We have to check the surrounding garden walks regularly for safety, especially as the old trees in the woodland are prone to storm damage. I noticed the abundance of fruits on the Beech and the Alder trees this year. The paths were covered with the triangle shaped and edible Beech nuts. We used to eat them as kids each autumn, sometimes too many which resulted in bad belly pain… . They are also great for arts and craft work for children, especially the shell of the Beech nuts. They are ideal to use as hats for self made figurines.

Pic3 Beech nuts
Pic3 Beech nuts

The dark brown cones of the Alder trees are full of seeds and the next strong wind will spread them into the surrounding landscape. The bark of the Alder is often covered with lichen which creates a very distinctive pattern of white and grey markings. There are also foliose and fruticose types of lichens found on a good few Alders around here. They can be very decorative when used in Christmas wreaths for example.

Pic4 Brown cones of the Alder tree
Pic4 Brown cones of the Alder tree
Pic5 Foliose & fruticose Lichens on same Alder brunch
Pic5 Foliose & fruticose Lichens on same Alder brunch

The southern part of the walled garden is the disadvantaged side during the winter month when the sun is standing low. The tall trees surrounding the walls let only a bit of sun through to the lower part of the garden whereas the sloped and sun facin North Slope will really warm up during the later morning hours. This fact was very important for the original positioning of the extensive glasshouse complex and meant that the natural source of heat could be used very efficiently.

Pic6 Sun & shade
Pic6 Sun & shade

Below are few more images from the outside of the garden wall; areas which are also quite interesting for visitors to look at and away from the main focal points within the garden walls.

Pic7 The willow nursery outside the south wall
Pic7 The willow nursery outside the south wall
Pic8 One of four doors
Pic8 One of four doors
Pic9 Former herds man bothy
Pic9 Former herds man bothy
Pic10 Woodland surrounding the garden
Pic10 Woodland surrounding the garden

I will be back with news from the Victorian Walled Garden in Kylemore in February 2015.
Please find my usual garden advice for December and January just below.
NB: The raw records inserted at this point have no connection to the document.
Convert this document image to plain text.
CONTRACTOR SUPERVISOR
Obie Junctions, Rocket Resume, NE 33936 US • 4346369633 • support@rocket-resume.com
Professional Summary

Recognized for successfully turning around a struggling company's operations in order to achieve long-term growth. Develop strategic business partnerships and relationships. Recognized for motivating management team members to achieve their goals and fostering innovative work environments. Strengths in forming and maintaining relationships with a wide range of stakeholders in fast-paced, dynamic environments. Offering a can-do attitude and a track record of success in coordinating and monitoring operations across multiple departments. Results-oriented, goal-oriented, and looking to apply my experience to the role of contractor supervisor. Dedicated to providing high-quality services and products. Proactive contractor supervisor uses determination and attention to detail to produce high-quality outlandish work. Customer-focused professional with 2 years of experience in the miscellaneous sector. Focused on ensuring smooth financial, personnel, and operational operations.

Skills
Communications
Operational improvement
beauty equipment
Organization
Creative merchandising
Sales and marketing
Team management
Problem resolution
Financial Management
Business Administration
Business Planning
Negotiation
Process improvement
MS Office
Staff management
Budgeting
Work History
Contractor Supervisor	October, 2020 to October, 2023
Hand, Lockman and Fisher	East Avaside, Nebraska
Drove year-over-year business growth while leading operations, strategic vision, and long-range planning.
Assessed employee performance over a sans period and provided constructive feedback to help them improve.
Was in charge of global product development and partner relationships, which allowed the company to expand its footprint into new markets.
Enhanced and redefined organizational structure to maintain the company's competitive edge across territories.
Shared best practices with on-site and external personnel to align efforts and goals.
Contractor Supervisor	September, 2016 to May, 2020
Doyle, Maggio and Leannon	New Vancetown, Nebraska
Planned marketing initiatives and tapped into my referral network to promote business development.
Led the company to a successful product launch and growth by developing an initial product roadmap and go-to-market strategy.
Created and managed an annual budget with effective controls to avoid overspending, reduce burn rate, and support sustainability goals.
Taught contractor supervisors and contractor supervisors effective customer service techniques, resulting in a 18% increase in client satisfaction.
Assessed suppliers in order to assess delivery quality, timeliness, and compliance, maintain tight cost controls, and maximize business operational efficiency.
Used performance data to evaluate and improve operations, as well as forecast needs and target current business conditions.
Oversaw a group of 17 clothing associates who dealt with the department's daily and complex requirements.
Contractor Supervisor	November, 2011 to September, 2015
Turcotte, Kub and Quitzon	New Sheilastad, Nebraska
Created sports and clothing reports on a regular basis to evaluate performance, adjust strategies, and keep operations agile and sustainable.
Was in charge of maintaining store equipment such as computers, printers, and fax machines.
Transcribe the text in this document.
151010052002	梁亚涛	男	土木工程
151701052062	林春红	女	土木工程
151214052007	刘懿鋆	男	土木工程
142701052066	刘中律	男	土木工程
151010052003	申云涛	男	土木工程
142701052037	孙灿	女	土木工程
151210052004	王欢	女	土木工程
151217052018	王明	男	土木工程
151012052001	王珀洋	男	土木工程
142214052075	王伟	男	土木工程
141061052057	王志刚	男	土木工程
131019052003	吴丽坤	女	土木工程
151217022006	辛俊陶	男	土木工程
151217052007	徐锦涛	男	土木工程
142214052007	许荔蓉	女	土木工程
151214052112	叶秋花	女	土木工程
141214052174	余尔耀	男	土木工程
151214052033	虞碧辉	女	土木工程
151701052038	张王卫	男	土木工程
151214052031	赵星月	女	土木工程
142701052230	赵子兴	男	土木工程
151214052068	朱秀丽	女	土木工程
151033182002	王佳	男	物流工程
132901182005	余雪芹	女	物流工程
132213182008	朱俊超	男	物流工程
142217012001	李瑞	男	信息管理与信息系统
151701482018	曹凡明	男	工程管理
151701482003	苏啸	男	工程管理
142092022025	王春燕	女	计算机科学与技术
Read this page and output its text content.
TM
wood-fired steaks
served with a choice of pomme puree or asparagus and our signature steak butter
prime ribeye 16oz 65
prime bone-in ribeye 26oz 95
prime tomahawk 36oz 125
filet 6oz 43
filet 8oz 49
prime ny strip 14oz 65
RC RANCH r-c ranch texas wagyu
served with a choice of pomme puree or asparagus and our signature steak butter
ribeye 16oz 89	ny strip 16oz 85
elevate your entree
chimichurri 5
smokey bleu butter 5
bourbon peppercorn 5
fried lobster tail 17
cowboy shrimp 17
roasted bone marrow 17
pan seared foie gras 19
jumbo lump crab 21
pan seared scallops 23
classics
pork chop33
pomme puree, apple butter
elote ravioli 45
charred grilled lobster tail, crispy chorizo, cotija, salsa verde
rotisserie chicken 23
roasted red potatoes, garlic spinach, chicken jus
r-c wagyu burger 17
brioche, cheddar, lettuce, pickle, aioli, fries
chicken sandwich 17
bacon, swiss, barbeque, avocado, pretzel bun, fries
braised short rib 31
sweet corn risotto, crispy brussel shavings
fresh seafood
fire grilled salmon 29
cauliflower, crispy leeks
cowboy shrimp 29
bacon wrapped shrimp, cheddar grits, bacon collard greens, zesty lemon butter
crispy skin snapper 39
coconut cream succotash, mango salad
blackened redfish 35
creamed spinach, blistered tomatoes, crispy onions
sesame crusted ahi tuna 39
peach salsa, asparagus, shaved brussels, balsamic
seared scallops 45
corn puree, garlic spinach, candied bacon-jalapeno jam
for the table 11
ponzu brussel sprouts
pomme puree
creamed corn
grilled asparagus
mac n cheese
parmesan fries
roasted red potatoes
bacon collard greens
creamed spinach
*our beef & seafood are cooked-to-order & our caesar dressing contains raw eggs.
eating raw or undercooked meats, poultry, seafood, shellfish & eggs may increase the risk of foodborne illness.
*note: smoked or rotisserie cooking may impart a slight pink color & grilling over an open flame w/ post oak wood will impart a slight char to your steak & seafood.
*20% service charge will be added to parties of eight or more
There is only one more thing for me to mention: ‘Merry Christmas’ to all my followers and a special ‘Schoene Weihnachten’ to the German readers.

Your Head Gardener
Anja Gohlke

 

Things you can do in your garden in December and January

To Sow / Propagate:
~ Start to prepare the seed order for the coming propagation season
~ Sow Sweet peas in deep pots in January
~ Start to sow first vegetable seeds like lettuce for indoor sowing

To plant:
~Plant bare-rooted trees, trim tips of roots before planting, water afterwards
but avoid planting during heavy frost
~ Continue to plant fruit trees and shrubs
~ Divide herbaceous plants, pot on or replant immediately afterwards in newly prepared spots; label or mark in planting scheme to avoid later confusion

To harvest:
~ Brassicas like Curley Kale or Cabbage ‘Red Drumhead’
~ Lift celeriac before strong frosts and store in moist sand for later use;
Same could be done with carrots and parsnips
~ Dig up Jerusalem artichokes and store in dry and cool place

To maintain & prune & feed:
~ Prune roses, leave five ca.one feed long & strong shoots; prune tall roses by half (harder pruning follows in spring)
~ Start winter pruning of Apple & Pear trees, get advice if you are not sure
~ Prune deciduous trees and shrubs for a balanced shape
~ Cut back ornamental Vines and other strong growing climbers
~ Clean and tidy glasshouses, propagation trays, pots, sheds, etc.
~ Wrap outside water taps, move in hoses and sprinklers to prevent frost damage, turn off water if pipes are not frost protected
~ Check on stored Potatoes, bulbs and fruits for diseases and dispose affected ones
~ Check Apple and Pear trees for sign of canker
~ Prune Grape vines, leave about two to three buds of laterals (side shoots of this year’s growths)
~ General tidying of all garden corners which were neglected throughout the year!

And last but not least: read few garden books or magazines; something which always comes to short (I also have it on my wish list!)